O Rio que já não corre pela sua aldeia

Rio teve a maior derrota do PSD nos últimos 39 anos. Há duvidas quanto a ter-se ou não demitido. A nova corrida para o partido começa a aquecer, com Moedas no bolso e Rangel, em princípio, de fora.

Estava tudo excitadíssimo. O ‘efeito Moedas’ era tal que a rolha do champanhe quase saía por si própria. O Zé Albino já trepava as paredes de casa. As arruadas do PSD em Guimarães e no Porto faziam lembrar as da Aliança Democrática. O cavalo ruivo ia tão acelerado que a certa altura Costa teve de pedir a Rio que tivesse “humildade”. A ‘pica’ com que os sociais-democratas se apresentavam dava a entender uma noite eleitoral com vitória prometida para seu lado.

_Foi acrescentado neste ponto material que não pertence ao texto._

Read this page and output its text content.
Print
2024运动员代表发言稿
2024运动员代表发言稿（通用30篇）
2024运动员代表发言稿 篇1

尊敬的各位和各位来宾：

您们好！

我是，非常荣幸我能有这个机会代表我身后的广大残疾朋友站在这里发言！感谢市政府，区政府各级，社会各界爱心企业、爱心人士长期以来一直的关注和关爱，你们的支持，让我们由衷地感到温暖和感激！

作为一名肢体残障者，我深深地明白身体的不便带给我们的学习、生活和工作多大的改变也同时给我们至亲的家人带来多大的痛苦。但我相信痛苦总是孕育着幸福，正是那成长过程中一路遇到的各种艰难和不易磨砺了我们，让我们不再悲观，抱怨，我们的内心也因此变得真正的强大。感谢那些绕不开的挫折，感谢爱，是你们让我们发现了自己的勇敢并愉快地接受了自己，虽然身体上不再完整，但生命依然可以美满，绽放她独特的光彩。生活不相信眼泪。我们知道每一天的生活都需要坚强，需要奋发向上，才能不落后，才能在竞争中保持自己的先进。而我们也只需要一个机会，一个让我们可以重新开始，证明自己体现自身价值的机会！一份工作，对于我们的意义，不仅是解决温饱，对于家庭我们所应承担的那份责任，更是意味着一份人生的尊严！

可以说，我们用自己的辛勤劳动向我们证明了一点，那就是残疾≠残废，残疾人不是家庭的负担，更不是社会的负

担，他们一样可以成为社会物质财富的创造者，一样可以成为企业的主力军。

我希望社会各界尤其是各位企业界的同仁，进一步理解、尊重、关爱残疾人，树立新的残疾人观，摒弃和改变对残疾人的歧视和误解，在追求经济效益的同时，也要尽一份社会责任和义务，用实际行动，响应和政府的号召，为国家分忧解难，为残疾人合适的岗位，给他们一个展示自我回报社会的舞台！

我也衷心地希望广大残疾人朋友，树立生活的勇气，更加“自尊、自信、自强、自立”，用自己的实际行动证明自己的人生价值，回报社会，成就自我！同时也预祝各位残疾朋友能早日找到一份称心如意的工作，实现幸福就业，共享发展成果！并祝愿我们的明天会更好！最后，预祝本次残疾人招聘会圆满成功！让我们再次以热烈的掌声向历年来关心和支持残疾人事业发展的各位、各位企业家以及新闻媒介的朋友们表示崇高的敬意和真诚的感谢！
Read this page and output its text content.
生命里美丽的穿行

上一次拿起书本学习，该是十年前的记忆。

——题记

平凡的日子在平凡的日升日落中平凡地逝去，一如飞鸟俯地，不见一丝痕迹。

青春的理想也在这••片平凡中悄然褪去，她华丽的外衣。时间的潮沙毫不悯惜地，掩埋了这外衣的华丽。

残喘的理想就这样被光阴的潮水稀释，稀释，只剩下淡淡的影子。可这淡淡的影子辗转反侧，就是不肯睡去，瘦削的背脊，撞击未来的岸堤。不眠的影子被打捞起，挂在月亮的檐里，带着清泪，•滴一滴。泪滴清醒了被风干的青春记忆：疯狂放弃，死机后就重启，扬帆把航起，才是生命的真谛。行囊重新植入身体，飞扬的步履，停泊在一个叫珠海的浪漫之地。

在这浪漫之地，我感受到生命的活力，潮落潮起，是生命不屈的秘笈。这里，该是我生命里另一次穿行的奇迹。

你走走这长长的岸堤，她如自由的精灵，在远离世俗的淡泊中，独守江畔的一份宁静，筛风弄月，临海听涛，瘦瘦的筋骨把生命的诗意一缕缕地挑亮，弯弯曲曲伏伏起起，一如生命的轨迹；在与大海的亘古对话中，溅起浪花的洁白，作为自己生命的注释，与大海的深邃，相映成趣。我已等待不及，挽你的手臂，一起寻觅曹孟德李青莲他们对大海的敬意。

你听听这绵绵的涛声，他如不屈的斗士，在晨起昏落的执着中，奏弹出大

O movimento ascendente que o PSD protagonizava nas ‘famosas’ sondagens alimentava a febre laranjinha. As tais sondagens que, mais uma vez, revelaram-se famosamente incorretas: uma, da Aximage para o DN/JN/TSF, chegou mesmo a dar a vitória ao PSD (com 34,4% contra 33,8% o PS). Erro crasso: e tudo o Costa levou.

Confirma-se, portanto, pela enésima vez, existir um país fora da bolha dos media: o dito ‘país real’. Este pronunciou-se para declarar amor a Costa e desprezo a Rio. E que desprezo: Rio teve o pior resultado do PSD nos últimos 39 anos.

Nestes, os 27,8% de ontem só encontram valor mais baixo nos 27,2% de 1983. O homem que vence tudo em casa não consegue vencer um jogo fora dela. Estas eleições tornaram claro o caso – tanto que Rio admitiu demitir-se, afirmando não saber como “seria útil  mais quatro anos”. A demissão como líder está, a esta hora, anunciada e não anunciada: formulando assim uma espécie de paradoxo de Schrödinger.

O partido está, por isso, evidentemente, em tempos complicados. E porque ficar sentado na calçada da São Caetano à Lapa à espera que Passos Coelho venha numa manhã de nevoeiro não será solução, esperam-se novidades em breve sobre quem concorrerá à liderança do partido. Para já, sabe-se que Moedas ficará no bolso e que Rangel não se deverá voltar a atirar à piscina.

Da toca já saiu Miguel Pinto Luz, que aproveitou o dia de ontem para, na TSF, recordar que no último congresso do PSD foi “o único a fazer notar que não concordava” com o caminho seguido pelo partido. Além disso, observou ainda que o partido, antes de iniciar a procura por um líder novo, deve entrar num “debate interno profundo”. A derrota de Rio, essa, considerou-a “traumática a vários níveis”, uma vez que contrastou com as garrafas de champanhe esperançosamente transportadas para o Epic Sana. Aponta, desde já, que o PSD esteja numa crise “estrutural que exige responsabilidade de todos os seus dirigentes”.

Quanto ao mistério da demissão ou não de Rio, Pinto Luz coloca-se do lado que defende que esta não aconteceu, aproveitando para elogiar o líder pelo facto de ter aberto tal porta: “Não se demitiu, dando assim tempo para que o partido respire fundo e recupere desta noite muito difícil. Isto é muito importante e, por isso, sendo eu um crítico de Rui Rio – podia-se esperar de mim outra posição –, acho que o partido tem tempo”, afirmou Miguel Pinto Luz.

Também Alberto Machado, líder da distrital do Porto, aproveitou a luz de Miguel para tecer críticas a Rio: no seu entender, os resultados no distrito são o “espelho” dos resultados nacionais do PSD: “Encontramos neste resultado eleitoral o falhanço de uma estratégia de colocar o enfoque do PSD ao centro do espetro ideológico, quando o PSD, nos últimos 30 anos, era um partido com um espetro ideológico bastante mais alargado que ia da Direita moderada ao Centro-Esquerda”, afirmou à Lusa. Ademais, notou que essa tal convergência ao centro “abriu espaço a que os partidos recém-criados” à Direita assumissem proporções “muito significativas” do ponto de vista eleitoral.